Malloy-Sanders reported to Vern Hatley, the former department head, who pleaded guilty last month; Stewart was an administrative assistant to Carol Finch, a former budget analyst, whose case is still pending.
Investigators contend the Malloy-Sanders and Stewart received tens of thousands of dollars in money and gifts because their bosses wanted to keep them happy and quiet.
"It probably began innocently with a gift card or a present and the added benefit, the cumulative effect, was significant," said Eric Chasse, Stewart's attorney.
Both admit they tried to cover up the scheme when school officials asked questions.
"She was a peripheral player," says Robert Nunley, referring to his client, Malloy-Sanders.
As part of a plea deal, Stewart will spend 60 days in jail with probation; Sanders gets nearly two years behind bars. Both women also agreed to each pay back $40,000 for gifts they received.
Hatley, as well as two former managers of Barnes Motor & Parts -- Bobby Browder and Connie Capps -- accepted plea deals that would put them in prison for five to seven years.

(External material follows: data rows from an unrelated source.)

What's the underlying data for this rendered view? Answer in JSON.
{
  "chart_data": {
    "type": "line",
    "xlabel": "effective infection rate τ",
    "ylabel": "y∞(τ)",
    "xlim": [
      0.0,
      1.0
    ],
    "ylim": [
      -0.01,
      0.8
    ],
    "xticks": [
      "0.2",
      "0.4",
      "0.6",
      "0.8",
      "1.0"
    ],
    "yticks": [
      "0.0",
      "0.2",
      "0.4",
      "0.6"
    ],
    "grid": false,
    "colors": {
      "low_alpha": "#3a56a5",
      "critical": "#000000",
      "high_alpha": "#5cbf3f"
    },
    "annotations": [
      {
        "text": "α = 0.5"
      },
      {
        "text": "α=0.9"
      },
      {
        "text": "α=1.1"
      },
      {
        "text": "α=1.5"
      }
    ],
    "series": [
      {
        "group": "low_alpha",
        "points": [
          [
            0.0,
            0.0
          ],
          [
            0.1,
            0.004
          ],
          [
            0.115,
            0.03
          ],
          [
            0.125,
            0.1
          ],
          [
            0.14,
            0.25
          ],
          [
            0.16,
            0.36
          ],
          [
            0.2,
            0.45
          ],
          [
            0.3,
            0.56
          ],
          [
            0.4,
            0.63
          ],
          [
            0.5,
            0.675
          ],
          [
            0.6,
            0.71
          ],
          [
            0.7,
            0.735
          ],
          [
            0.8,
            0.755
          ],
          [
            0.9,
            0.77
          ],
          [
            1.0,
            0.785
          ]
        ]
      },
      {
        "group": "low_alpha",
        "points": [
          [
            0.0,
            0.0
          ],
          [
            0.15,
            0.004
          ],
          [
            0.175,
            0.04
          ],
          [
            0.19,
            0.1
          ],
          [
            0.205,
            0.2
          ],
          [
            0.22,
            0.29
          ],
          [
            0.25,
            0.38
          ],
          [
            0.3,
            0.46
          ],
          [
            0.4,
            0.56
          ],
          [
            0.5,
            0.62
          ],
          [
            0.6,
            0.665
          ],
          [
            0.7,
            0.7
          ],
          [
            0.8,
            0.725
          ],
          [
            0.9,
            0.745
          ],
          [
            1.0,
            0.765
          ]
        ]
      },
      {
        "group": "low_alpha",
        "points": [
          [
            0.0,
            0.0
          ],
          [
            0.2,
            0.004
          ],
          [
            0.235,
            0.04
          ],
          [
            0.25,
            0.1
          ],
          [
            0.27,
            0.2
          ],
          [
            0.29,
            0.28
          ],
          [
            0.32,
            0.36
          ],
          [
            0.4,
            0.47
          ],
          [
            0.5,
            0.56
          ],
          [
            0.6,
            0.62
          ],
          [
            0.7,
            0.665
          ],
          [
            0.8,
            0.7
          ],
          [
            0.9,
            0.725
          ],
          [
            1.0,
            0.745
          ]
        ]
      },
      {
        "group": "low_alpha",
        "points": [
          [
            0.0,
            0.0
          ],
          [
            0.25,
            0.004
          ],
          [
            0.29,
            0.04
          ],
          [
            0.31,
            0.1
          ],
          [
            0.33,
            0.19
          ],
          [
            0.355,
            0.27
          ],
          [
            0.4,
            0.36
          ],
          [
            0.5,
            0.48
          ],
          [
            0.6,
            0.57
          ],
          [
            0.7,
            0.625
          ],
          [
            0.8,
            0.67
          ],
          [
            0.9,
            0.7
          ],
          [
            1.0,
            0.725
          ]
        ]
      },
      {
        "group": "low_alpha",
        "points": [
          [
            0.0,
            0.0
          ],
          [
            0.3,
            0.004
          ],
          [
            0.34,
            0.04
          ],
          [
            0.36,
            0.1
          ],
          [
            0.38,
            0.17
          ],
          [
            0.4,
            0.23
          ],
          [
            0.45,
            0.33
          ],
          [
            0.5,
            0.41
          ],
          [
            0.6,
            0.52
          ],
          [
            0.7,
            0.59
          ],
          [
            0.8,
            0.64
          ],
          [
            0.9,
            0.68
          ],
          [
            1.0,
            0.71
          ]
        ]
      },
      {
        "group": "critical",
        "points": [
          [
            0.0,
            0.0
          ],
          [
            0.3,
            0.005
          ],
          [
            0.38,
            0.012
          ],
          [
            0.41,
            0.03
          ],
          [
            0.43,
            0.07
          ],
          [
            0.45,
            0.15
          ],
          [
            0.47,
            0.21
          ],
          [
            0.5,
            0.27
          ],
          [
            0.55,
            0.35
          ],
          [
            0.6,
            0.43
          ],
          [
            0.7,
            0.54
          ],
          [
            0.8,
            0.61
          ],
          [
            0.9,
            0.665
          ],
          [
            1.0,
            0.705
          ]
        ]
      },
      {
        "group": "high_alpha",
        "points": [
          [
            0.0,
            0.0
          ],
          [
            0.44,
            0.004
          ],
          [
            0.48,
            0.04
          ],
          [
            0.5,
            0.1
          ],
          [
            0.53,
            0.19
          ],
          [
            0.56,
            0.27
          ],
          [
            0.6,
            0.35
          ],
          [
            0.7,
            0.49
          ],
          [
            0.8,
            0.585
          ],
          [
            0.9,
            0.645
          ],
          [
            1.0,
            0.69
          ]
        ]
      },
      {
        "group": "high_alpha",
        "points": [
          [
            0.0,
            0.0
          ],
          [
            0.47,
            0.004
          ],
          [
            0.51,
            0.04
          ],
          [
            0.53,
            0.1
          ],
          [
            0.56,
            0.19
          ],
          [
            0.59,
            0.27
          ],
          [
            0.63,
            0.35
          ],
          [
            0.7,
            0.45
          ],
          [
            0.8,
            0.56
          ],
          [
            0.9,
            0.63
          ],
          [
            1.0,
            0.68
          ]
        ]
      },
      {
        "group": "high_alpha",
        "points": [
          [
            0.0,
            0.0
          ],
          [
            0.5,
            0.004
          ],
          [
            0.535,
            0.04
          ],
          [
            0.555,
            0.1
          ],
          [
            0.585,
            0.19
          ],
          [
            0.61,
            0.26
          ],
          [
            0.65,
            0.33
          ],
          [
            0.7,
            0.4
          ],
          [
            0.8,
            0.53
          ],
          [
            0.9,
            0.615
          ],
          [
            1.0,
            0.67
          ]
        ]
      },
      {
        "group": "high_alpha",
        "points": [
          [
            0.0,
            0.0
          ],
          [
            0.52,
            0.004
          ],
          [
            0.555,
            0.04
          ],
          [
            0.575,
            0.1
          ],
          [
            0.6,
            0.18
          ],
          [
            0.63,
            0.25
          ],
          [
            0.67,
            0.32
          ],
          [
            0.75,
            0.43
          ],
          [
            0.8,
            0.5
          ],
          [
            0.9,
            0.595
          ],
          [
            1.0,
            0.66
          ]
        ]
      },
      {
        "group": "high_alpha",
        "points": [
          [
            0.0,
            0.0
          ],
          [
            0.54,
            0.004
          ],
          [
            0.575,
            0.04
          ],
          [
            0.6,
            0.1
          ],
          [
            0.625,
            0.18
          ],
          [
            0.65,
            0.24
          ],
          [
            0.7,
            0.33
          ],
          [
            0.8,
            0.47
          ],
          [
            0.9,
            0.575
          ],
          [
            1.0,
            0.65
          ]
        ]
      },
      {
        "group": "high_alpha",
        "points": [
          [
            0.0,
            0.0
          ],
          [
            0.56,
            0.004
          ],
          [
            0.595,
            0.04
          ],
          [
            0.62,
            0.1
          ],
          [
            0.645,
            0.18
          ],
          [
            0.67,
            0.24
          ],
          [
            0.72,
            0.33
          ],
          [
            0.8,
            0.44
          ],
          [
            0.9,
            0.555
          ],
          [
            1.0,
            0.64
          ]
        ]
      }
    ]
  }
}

Other arrests are possible, and despite all the plea deals, so are trials for two key suspected players, including Finch and Capps' boyfriend, Harold Estes, who says he is not guilty of charges of conspiracy and obtaining property by false pretenses.
"I'm not sure yet if there will be additional indictments/ We'll know before too long," Willoughby said.
Sentencing in all the plea deals will come at a later date because Willoughby said they hinge on the defendants' cooperation in potential trials.
Investigators found thousands of fake orders for parts totaling $3.8 million from June 2003 and 2004. The school system has recovered about $2 million. Authorities said the illegal activity does not extend outside the transportation department.